Even when multiple scales do not enter the problem, the lack of standardization jeopardizes advancement. For example, in condensed matter physics or in chemistry, simulations - both classical and ab-initio - produce huge amount of data that can only be efficiently stored in binary format. Unfortunately, binary files are not portable from one computer architecture to another. Therefore, for a research group it is in practice impossible even to create long-term archives of simulations produced with the same code and results obtained from time consuming, often expensive, calculations can only be accessed for relatively short periods.
The lack of standardisation affects the scientific community also in other ways and it complicates the preservation and the dissemination of valuable scientific knowledge. In fact, if a standard were available, it would be possible to archive simulations in a database for benchmarking different algorithms, and performing further analysis. Within the framework of a well-regulated access to the archive it would also be possible to make the data available to a broad community within any given field and even use it as basis for training young computational scientists.
Several actions toward standardisation have been taken in the last few years by communities related to CECAM. CECAM itself has hosted workshops on this topic., for example on creating standard data and file format for pseudopotential used in ab initio (DFT) calculations. In spite of these efforts, the problem outlined above has essentially not been solved yet mainly because implementing standards in scientific codes requires human resources unavailable in the scientific community in general and to individual research groups in particular. In the absence of a technical workforce with specific competence in information technology (IT) for the implementation of standards and for the creation of efficient and user friendly simulation archives, also the few successful initiatives that exist have been quite limited in scope.
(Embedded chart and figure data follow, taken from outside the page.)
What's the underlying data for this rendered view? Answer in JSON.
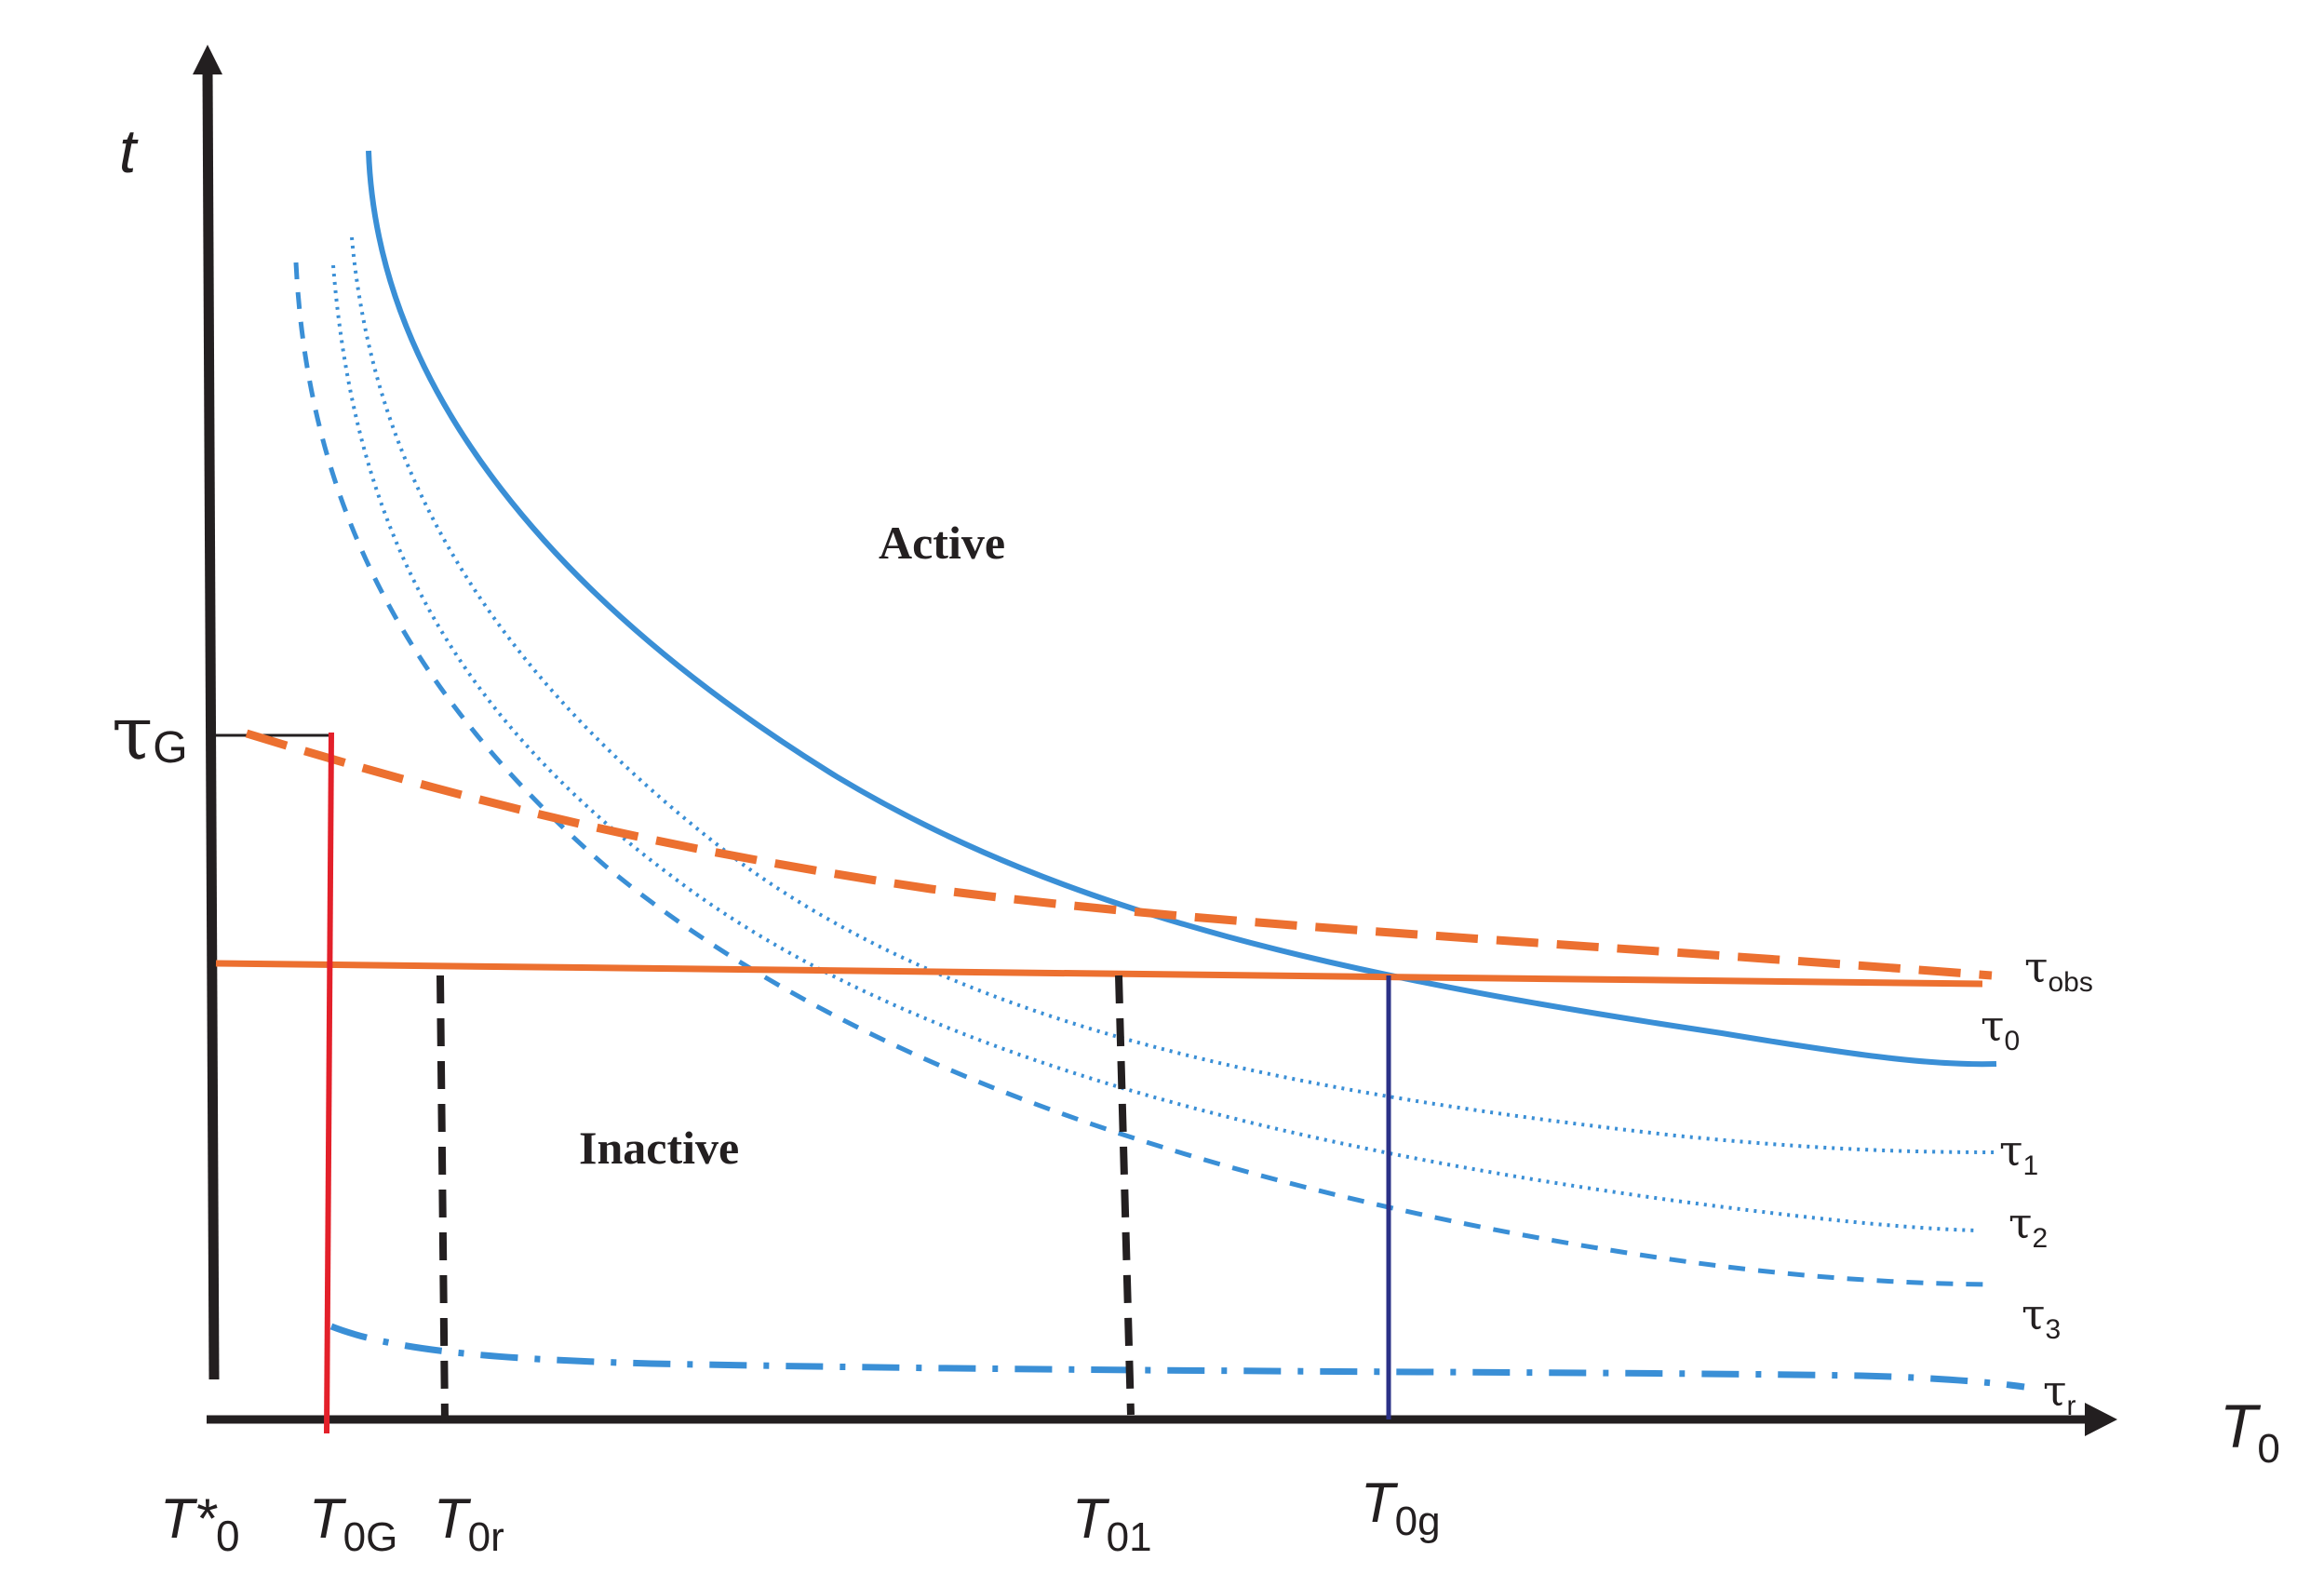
{
  "axes": {
    "y_label": "t",
    "x_label": "T",
    "x_label_sub": "0"
  },
  "regions": {
    "active": "Active",
    "inactive": "Inactive"
  },
  "y_marker": {
    "symbol": "τ",
    "sub": "G"
  },
  "x_ticks": [
    {
      "main": "T*",
      "sub": "0"
    },
    {
      "main": "T",
      "sub": "0G"
    },
    {
      "main": "T",
      "sub": "0r"
    },
    {
      "main": "T",
      "sub": "01"
    },
    {
      "main": "T",
      "sub": "0g"
    }
  ],
  "curves": [
    {
      "symbol": "τ",
      "sub": "obs",
      "style": "orange-dashed"
    },
    {
      "symbol": "τ",
      "sub": "0",
      "style": "blue-solid"
    },
    {
      "symbol": "τ",
      "sub": "1",
      "style": "blue-dotted"
    },
    {
      "symbol": "τ",
      "sub": "2",
      "style": "blue-dashed"
    },
    {
      "symbol": "τ",
      "sub": "3",
      "style": "none"
    },
    {
      "symbol": "τ",
      "sub": "r",
      "style": "blue-dash-dot"
    }
  ],
  "colors": {
    "axis": "#231f20",
    "blue": "#3a8fd6",
    "orange": "#ec7030",
    "red": "#e3202a",
    "navy": "#2b3187",
    "black_dashed": "#231f20"
  }
}
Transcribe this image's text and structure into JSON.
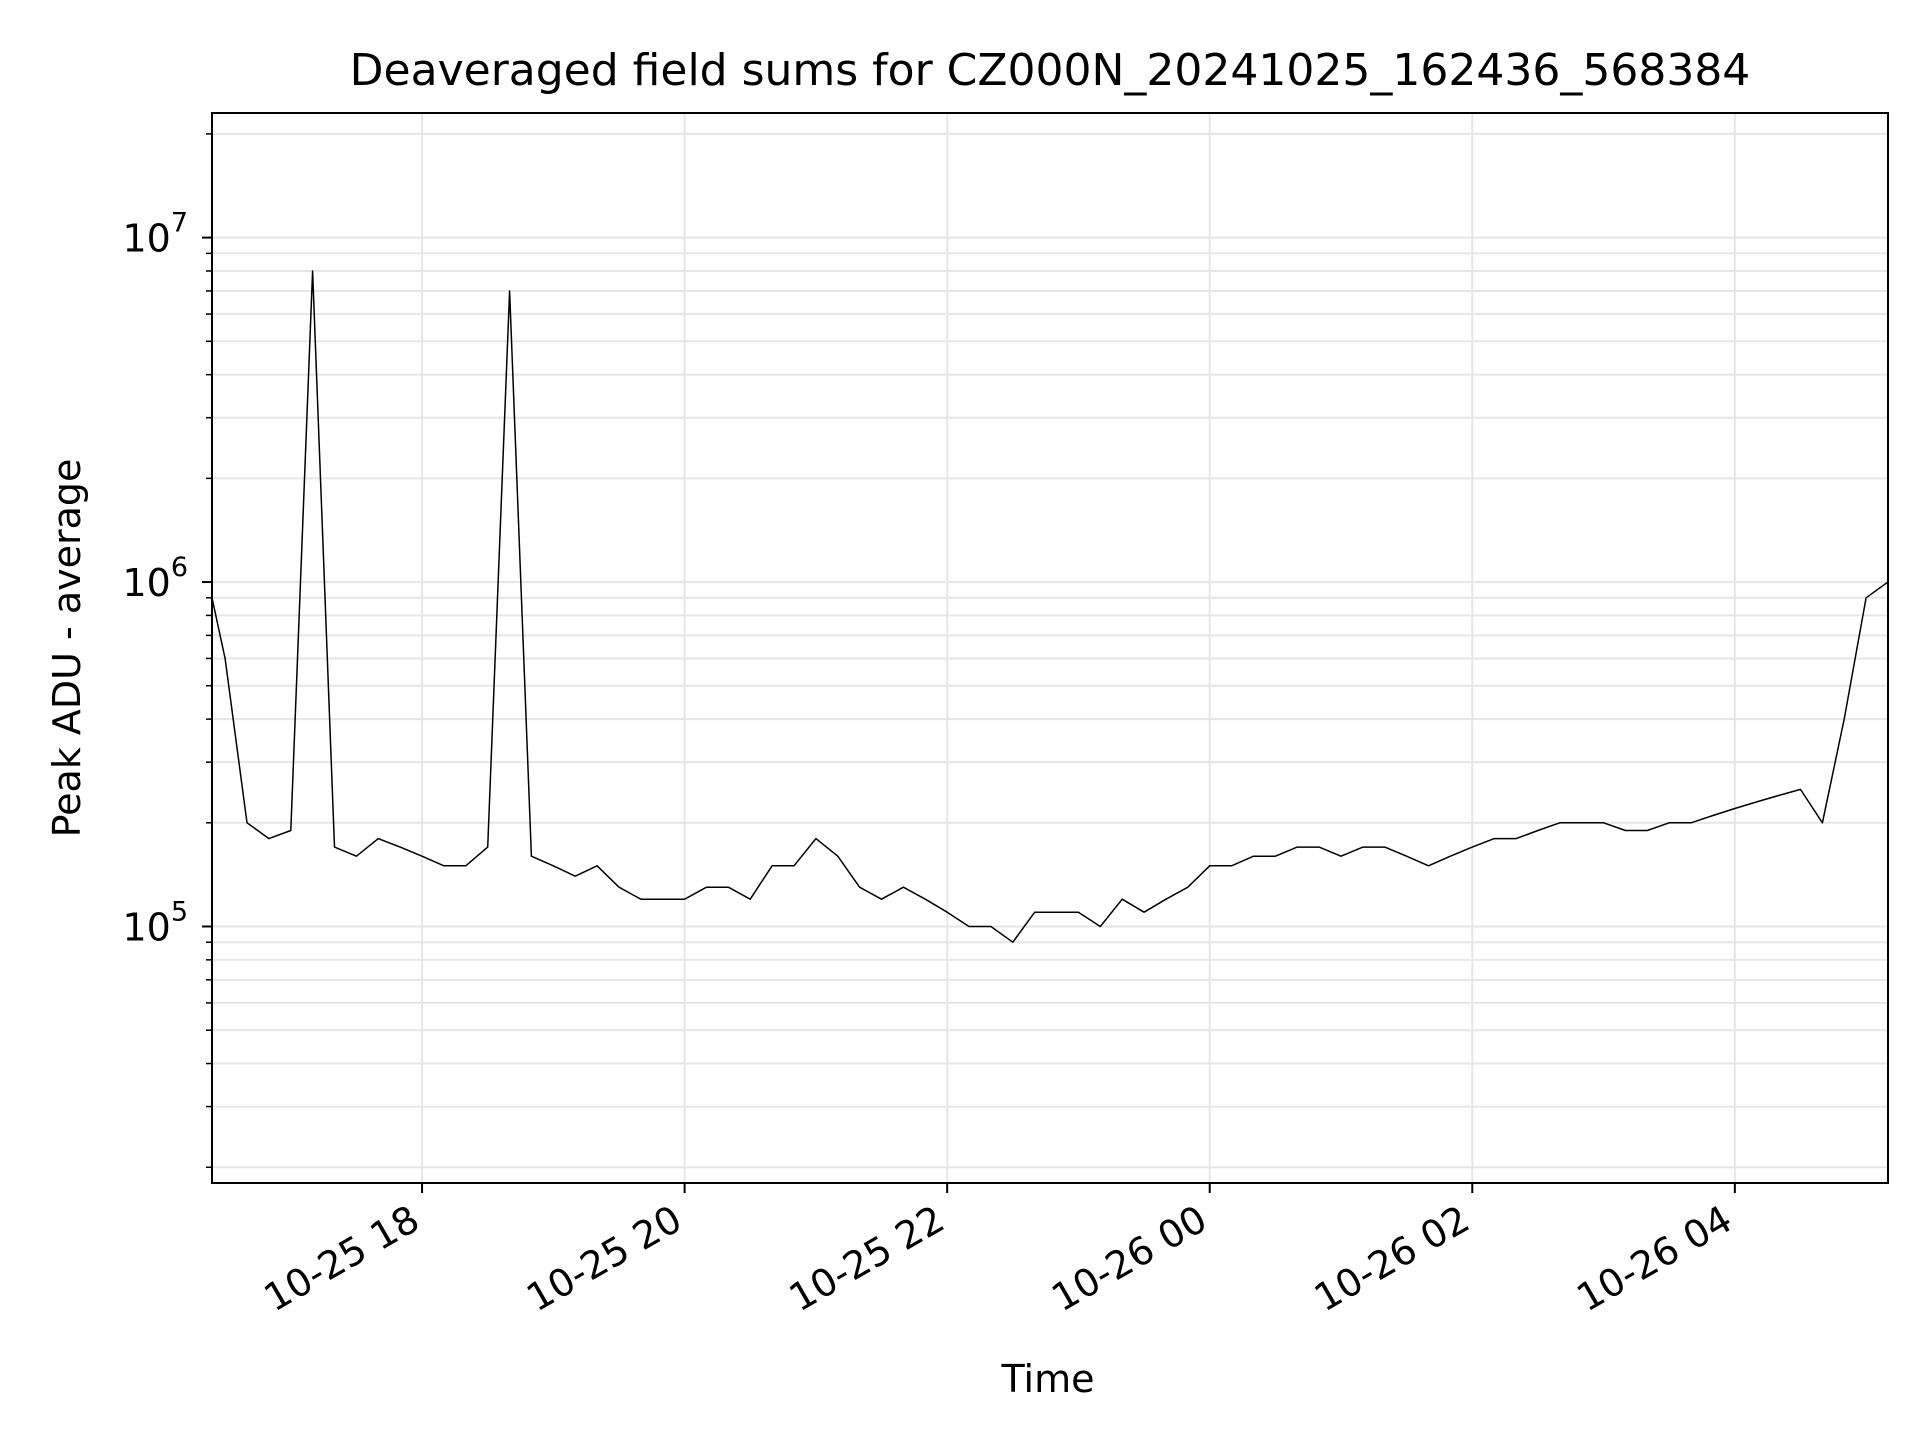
{
  "chart_data": {
    "type": "line",
    "title": "Deaveraged field sums for CZ000N_20241025_162436_568384",
    "xlabel": "Time",
    "ylabel": "Peak ADU - average",
    "yscale": "log",
    "ylim": [
      18000,
      23000000
    ],
    "xlim": [
      "2024-10-25 16:24",
      "2024-10-26 05:10"
    ],
    "grid": true,
    "legend": "none",
    "line_color": "#000000",
    "x_ticks": [
      {
        "value": "2024-10-25 18:00",
        "label": "10-25 18"
      },
      {
        "value": "2024-10-25 20:00",
        "label": "10-25 20"
      },
      {
        "value": "2024-10-25 22:00",
        "label": "10-25 22"
      },
      {
        "value": "2024-10-26 00:00",
        "label": "10-26 00"
      },
      {
        "value": "2024-10-26 02:00",
        "label": "10-26 02"
      },
      {
        "value": "2024-10-26 04:00",
        "label": "10-26 04"
      }
    ],
    "y_ticks": [
      {
        "value": 100000,
        "base": "10",
        "exp": "5"
      },
      {
        "value": 1000000,
        "base": "10",
        "exp": "6"
      },
      {
        "value": 10000000,
        "base": "10",
        "exp": "7"
      }
    ],
    "series": [
      {
        "x": [
          "2024-10-25 16:24",
          "2024-10-25 16:30",
          "2024-10-25 16:40",
          "2024-10-25 16:50",
          "2024-10-25 17:00",
          "2024-10-25 17:10",
          "2024-10-25 17:20",
          "2024-10-25 17:30",
          "2024-10-25 17:40",
          "2024-10-25 17:50",
          "2024-10-25 18:00",
          "2024-10-25 18:10",
          "2024-10-25 18:20",
          "2024-10-25 18:30",
          "2024-10-25 18:40",
          "2024-10-25 18:50",
          "2024-10-25 19:00",
          "2024-10-25 19:10",
          "2024-10-25 19:20",
          "2024-10-25 19:30",
          "2024-10-25 19:40",
          "2024-10-25 19:50",
          "2024-10-25 20:00",
          "2024-10-25 20:10",
          "2024-10-25 20:20",
          "2024-10-25 20:30",
          "2024-10-25 20:40",
          "2024-10-25 20:50",
          "2024-10-25 21:00",
          "2024-10-25 21:10",
          "2024-10-25 21:20",
          "2024-10-25 21:30",
          "2024-10-25 21:40",
          "2024-10-25 21:50",
          "2024-10-25 22:00",
          "2024-10-25 22:10",
          "2024-10-25 22:20",
          "2024-10-25 22:30",
          "2024-10-25 22:40",
          "2024-10-25 22:50",
          "2024-10-25 23:00",
          "2024-10-25 23:10",
          "2024-10-25 23:20",
          "2024-10-25 23:30",
          "2024-10-25 23:40",
          "2024-10-25 23:50",
          "2024-10-26 00:00",
          "2024-10-26 00:10",
          "2024-10-26 00:20",
          "2024-10-26 00:30",
          "2024-10-26 00:40",
          "2024-10-26 00:50",
          "2024-10-26 01:00",
          "2024-10-26 01:10",
          "2024-10-26 01:20",
          "2024-10-26 01:30",
          "2024-10-26 01:40",
          "2024-10-26 01:50",
          "2024-10-26 02:00",
          "2024-10-26 02:10",
          "2024-10-26 02:20",
          "2024-10-26 02:30",
          "2024-10-26 02:40",
          "2024-10-26 02:50",
          "2024-10-26 03:00",
          "2024-10-26 03:10",
          "2024-10-26 03:20",
          "2024-10-26 03:30",
          "2024-10-26 03:40",
          "2024-10-26 03:50",
          "2024-10-26 04:00",
          "2024-10-26 04:10",
          "2024-10-26 04:20",
          "2024-10-26 04:30",
          "2024-10-26 04:40",
          "2024-10-26 04:50",
          "2024-10-26 05:00",
          "2024-10-26 05:10"
        ],
        "y": [
          900000,
          600000,
          200000,
          180000,
          190000,
          8000000,
          170000,
          160000,
          180000,
          170000,
          160000,
          150000,
          150000,
          170000,
          7000000,
          160000,
          150000,
          140000,
          150000,
          130000,
          120000,
          120000,
          120000,
          130000,
          130000,
          120000,
          150000,
          150000,
          180000,
          160000,
          130000,
          120000,
          130000,
          120000,
          110000,
          100000,
          100000,
          90000,
          110000,
          110000,
          110000,
          100000,
          120000,
          110000,
          120000,
          130000,
          150000,
          150000,
          160000,
          160000,
          170000,
          170000,
          160000,
          170000,
          170000,
          160000,
          150000,
          160000,
          170000,
          180000,
          180000,
          190000,
          200000,
          200000,
          200000,
          190000,
          190000,
          200000,
          200000,
          210000,
          220000,
          230000,
          240000,
          250000,
          200000,
          400000,
          900000,
          1000000
        ]
      }
    ]
  }
}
The goal of this workshop is twofold. We aim (1) at defining the most suitable standard for storing the output of simulations from some of the most commonly used classical and ab initio codes in condensed phase physics and chemistry, and (2) at defining the structure and the characteristics of a simulation database for archiving such information in an efficient and easily accessible way.
With respect to the first point, we propose to promote and follow a new approach that is emerging. After a common data format is defined, the developers of the different codes will not be asked to implement the standard directly in their programs. Rather, a series of converters from native data/file formats to the standard one and vice-versa will be created and made available on the archive. The positive consequences of this protocol are that: (1) it is considerably less intrusive in scientific codes and it does not require dedicated human resource within research groups; (2) it is possible to involve IT specialists in the development of the conversion tools. This point is very important as one of the major difficulties in finding human resources is that usually IT specialist are not able to work in a very complex context such as that of codes produced by the scientific community, but they can easily handle the big data files that are produced by the codes.